Minorenni che non lo sono

In questo ultimo anno in particolare, poi, si è aggiunta un’ulteriore problematica a cui abbiamo brevemente accennato prima. Un tema di stretta attualità, ossia quello «di una parte dei richiedenti l’asilo: i cosiddetti pseudo-minorenni». Giovani, magari sulla ventina o poco più, che per ovvie ragioni si dichiarano all’autorità come minorenni. E che quindi ricadono, nel caso in cui commettano un reato, sotto la giurisdizione della magistratura dei minorenni. «Questo fenomeno - rileva la magistrata - prende molto lavoro e molta energia». Ma, tiene a precisare Gnesa, «il disagio tra i giovani è un fenomeno generale, che appartiene a tutta la società». Sovente, racconta la magistrata, «i ragazzi passano qui da noi per una stupidata, ma poi indagando scopriamo che dietro quella stupidata c’è un mondo fatto di disagio». Un disagio che poi si riflette, ad esempio, «nell’uso delle benzodiazepine», ossia di ansiolitici, che assieme alla marijuana sono la droga che oggi, come spiega Gnesa, va per la maggiore tra i giovani in difficoltà. «Quando chiedo loro perché fumano o prendono gli ansiolitici, mi dicono che vogliono rilassarsi. Forse ciò è dovuto a una società sempre più competitiva, e molti giovani non vi si ritrovano».
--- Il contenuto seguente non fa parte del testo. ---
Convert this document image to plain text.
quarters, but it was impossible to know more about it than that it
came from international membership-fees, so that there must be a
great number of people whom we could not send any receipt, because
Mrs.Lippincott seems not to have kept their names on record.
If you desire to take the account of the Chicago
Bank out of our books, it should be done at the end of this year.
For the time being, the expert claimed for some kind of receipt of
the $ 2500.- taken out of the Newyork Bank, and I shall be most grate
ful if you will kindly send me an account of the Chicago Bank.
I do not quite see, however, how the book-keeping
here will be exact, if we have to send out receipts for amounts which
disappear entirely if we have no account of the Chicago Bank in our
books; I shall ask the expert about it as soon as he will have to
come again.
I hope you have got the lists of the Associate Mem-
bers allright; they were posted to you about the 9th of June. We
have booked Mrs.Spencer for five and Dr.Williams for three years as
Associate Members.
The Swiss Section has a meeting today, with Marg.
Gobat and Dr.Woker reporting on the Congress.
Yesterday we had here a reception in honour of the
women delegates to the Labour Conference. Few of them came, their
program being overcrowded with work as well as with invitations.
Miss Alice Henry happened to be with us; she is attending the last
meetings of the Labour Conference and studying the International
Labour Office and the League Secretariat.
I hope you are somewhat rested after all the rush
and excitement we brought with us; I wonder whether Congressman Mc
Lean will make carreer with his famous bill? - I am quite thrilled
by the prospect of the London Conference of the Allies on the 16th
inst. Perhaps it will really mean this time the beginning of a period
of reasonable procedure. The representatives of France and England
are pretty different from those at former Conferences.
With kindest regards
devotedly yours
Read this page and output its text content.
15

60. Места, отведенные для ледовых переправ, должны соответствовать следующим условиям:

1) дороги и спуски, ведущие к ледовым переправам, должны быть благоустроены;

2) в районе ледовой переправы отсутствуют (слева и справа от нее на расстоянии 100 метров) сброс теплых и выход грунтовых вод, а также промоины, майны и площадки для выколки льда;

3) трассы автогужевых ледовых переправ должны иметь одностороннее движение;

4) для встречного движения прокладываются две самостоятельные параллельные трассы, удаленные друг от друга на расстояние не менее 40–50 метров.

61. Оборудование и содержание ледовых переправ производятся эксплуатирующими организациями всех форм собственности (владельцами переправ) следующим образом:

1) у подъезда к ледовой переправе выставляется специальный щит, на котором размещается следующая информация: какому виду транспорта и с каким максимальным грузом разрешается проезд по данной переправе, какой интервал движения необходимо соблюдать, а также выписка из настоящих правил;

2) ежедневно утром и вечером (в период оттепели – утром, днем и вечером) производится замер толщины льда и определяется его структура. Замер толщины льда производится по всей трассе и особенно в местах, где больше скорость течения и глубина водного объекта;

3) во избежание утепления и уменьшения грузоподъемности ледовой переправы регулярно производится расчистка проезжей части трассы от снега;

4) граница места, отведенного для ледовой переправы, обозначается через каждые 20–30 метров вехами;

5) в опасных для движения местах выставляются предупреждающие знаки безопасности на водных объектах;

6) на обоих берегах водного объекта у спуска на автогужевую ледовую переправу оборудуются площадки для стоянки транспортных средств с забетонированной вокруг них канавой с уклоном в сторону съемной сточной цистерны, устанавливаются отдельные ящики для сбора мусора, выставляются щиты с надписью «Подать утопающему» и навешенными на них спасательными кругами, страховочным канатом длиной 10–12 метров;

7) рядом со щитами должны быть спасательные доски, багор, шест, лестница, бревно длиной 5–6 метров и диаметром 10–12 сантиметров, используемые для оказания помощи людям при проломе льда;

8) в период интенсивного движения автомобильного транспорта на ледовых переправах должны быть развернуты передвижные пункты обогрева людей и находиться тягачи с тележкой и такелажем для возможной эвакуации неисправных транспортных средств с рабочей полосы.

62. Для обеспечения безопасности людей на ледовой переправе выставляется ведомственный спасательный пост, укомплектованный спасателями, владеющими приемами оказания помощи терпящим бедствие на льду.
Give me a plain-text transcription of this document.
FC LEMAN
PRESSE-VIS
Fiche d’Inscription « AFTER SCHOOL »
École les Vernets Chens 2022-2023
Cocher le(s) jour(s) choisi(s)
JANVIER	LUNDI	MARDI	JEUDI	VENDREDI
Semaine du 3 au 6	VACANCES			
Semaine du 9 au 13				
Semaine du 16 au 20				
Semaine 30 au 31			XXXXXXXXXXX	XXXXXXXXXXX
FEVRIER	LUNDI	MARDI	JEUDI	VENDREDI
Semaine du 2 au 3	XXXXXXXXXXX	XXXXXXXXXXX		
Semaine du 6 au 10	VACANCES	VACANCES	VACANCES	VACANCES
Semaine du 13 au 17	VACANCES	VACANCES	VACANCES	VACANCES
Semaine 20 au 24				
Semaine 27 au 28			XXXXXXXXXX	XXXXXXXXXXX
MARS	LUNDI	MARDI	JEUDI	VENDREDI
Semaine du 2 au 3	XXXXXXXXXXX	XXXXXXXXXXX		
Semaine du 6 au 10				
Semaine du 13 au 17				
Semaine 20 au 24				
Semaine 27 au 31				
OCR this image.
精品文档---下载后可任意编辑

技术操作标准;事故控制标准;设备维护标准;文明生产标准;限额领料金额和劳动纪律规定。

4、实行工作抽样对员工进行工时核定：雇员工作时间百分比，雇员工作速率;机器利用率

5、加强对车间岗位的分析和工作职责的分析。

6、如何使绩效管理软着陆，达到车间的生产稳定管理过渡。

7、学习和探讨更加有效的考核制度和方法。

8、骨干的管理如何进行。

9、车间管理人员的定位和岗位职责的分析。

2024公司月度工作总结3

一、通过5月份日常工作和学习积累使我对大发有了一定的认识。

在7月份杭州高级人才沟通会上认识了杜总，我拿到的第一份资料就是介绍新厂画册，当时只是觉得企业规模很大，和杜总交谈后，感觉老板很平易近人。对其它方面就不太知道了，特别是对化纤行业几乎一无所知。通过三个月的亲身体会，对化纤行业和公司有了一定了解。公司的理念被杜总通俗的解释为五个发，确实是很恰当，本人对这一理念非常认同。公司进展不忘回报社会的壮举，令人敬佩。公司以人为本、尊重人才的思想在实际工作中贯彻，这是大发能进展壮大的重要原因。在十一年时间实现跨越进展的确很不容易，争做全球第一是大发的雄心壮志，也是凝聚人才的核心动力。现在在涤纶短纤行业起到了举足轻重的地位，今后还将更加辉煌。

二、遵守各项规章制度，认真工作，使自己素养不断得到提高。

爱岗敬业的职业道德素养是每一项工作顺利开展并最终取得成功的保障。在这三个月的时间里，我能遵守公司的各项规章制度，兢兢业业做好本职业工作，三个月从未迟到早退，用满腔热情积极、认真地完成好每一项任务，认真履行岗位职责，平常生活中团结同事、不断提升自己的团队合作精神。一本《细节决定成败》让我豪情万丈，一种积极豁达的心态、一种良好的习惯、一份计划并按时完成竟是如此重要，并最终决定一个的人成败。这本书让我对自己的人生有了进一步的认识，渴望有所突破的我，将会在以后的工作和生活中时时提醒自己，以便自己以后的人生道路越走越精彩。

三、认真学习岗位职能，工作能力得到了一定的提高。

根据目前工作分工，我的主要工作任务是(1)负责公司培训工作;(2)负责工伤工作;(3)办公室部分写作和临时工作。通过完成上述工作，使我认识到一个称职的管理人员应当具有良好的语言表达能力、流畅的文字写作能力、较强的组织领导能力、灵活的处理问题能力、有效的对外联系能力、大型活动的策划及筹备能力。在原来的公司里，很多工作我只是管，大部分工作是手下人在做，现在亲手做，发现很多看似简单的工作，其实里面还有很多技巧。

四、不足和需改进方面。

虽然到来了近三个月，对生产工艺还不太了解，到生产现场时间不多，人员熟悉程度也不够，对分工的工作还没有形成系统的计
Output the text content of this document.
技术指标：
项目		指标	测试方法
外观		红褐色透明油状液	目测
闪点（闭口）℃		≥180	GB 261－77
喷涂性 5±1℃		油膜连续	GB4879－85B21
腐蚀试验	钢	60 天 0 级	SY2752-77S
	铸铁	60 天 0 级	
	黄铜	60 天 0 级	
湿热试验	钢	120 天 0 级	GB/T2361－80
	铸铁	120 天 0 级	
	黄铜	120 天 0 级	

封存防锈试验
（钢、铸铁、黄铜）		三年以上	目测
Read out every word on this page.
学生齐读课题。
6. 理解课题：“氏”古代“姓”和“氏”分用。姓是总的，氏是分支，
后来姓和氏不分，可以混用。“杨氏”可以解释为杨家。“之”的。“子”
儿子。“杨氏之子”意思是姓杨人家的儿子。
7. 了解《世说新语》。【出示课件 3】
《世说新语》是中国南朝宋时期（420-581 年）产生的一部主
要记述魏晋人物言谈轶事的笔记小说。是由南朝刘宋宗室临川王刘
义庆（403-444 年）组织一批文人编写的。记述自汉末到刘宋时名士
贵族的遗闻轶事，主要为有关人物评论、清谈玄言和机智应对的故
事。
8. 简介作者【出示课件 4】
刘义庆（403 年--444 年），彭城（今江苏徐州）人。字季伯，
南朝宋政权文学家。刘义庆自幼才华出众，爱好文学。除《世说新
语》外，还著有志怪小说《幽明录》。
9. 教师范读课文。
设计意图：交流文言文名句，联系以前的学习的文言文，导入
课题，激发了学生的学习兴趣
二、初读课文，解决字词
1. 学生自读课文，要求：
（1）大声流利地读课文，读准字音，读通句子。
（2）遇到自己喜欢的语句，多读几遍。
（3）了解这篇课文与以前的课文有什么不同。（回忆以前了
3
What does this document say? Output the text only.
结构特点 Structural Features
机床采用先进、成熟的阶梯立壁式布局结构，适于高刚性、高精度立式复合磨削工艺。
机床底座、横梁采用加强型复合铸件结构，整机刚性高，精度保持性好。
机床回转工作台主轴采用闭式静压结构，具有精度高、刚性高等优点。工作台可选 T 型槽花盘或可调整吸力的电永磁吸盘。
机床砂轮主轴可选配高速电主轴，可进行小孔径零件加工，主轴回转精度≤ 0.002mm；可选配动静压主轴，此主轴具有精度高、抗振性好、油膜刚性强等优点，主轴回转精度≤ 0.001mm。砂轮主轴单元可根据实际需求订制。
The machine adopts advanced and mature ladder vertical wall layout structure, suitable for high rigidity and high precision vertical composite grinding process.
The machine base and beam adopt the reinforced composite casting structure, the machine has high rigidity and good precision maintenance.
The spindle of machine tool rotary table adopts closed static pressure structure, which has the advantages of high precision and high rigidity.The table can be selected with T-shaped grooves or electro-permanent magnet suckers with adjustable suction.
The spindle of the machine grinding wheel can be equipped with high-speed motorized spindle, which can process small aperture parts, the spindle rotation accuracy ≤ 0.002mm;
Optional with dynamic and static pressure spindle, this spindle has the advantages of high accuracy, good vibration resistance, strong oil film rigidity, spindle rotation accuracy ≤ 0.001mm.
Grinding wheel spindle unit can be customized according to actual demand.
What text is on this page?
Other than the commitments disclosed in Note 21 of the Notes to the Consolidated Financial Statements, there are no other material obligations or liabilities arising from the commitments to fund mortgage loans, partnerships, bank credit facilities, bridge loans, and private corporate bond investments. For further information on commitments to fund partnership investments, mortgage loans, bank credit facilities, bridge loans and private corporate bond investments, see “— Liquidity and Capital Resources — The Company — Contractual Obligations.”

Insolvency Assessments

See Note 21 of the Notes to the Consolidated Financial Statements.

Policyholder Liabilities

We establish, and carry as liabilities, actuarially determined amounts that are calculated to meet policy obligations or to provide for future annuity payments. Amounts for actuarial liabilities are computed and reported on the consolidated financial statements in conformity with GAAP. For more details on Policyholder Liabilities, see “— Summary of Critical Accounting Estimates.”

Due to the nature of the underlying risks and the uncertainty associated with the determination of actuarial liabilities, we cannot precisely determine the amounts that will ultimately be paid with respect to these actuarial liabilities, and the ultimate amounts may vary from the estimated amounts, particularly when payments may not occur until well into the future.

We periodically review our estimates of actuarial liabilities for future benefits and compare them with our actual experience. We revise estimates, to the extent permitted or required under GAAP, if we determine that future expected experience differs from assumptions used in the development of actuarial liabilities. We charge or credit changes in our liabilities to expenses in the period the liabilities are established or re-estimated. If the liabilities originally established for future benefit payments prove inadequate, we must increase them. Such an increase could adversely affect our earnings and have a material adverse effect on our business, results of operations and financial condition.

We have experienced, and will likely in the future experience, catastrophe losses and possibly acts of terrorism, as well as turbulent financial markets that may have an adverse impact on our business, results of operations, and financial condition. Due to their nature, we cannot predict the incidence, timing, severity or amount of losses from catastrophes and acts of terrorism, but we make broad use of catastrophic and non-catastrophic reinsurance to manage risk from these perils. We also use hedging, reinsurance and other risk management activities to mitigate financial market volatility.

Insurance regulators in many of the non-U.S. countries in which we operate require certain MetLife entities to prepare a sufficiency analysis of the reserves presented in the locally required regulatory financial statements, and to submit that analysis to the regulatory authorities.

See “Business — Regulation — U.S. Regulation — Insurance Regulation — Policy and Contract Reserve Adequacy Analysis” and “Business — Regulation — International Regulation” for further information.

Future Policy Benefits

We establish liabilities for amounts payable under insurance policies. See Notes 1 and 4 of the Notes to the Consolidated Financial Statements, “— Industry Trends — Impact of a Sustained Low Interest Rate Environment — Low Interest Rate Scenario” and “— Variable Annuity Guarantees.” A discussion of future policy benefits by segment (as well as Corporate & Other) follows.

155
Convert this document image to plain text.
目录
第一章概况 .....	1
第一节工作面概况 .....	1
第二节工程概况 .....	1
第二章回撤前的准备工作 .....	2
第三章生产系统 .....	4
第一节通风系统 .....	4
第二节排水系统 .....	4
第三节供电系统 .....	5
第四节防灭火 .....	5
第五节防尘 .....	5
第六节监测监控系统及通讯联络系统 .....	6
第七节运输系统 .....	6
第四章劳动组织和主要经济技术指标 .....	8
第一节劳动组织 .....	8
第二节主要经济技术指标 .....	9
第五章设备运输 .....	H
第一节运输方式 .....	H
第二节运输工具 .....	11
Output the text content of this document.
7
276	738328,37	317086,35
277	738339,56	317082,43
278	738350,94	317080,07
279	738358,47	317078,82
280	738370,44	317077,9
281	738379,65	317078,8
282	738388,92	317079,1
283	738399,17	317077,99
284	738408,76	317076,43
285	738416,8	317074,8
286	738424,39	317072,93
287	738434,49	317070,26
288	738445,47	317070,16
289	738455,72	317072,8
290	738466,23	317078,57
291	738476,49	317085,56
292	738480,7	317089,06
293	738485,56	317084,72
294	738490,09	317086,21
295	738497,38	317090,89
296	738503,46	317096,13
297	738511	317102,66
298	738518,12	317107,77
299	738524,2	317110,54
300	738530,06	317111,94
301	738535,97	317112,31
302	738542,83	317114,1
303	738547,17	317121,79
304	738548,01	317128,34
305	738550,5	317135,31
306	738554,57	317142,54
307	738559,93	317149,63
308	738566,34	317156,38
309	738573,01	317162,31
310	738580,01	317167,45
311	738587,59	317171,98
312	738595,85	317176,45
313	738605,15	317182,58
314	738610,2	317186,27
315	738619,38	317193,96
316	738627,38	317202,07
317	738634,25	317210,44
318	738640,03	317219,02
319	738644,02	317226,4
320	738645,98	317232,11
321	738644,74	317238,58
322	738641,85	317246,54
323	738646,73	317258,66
La mancanza di riferimenti

Per Fabiola Gnesa, che lavora nella magistratura dei minorenni da 24 anni, a essere cambiate in questi anni sono molte cose. «Non sono una sociologa», premette, «ma penso che i social network non abbiano certo aiutato. Sono strumenti sicuramente importanti, d’accordo, e rispondono alle loro necessità, ma i ragazzi devono imparare a utilizzarli in modo adeguato. Questo perché «hanno estraniato alcuni ragazzi dalla vita reale, mostrando loro una vita che non esiste. E ora il loro scopo è quello di fare gli influencer, oppure di trafficare i bitcoin, perché mirano a fare tanti soldi e a farli in fretta». Vogliono, insomma, tutto e subito. «Tengo a precisare che questa attitudine non riguarda tutti i minori. La maggior parte dei giovani ticinesi desidera trovare il posto di lavoro ideale». Ma, rileva Gnesa, «siamo stati noi, come società, a non abituarli al sacrificio». L’altra costante rilevata dalla magistrata ha infine a che fare con «la mancanza di punti di riferimento, solidi e coerenti. Oggi i ragazzi non ne hanno più». E conclude: «Un tempo in paese c’erano il segretario comunale, la maestra e il prete che conoscevano tutti. E se un ragazzino vagava alle quattro di notte se ne accorgevano tutti. Oggi non è più così».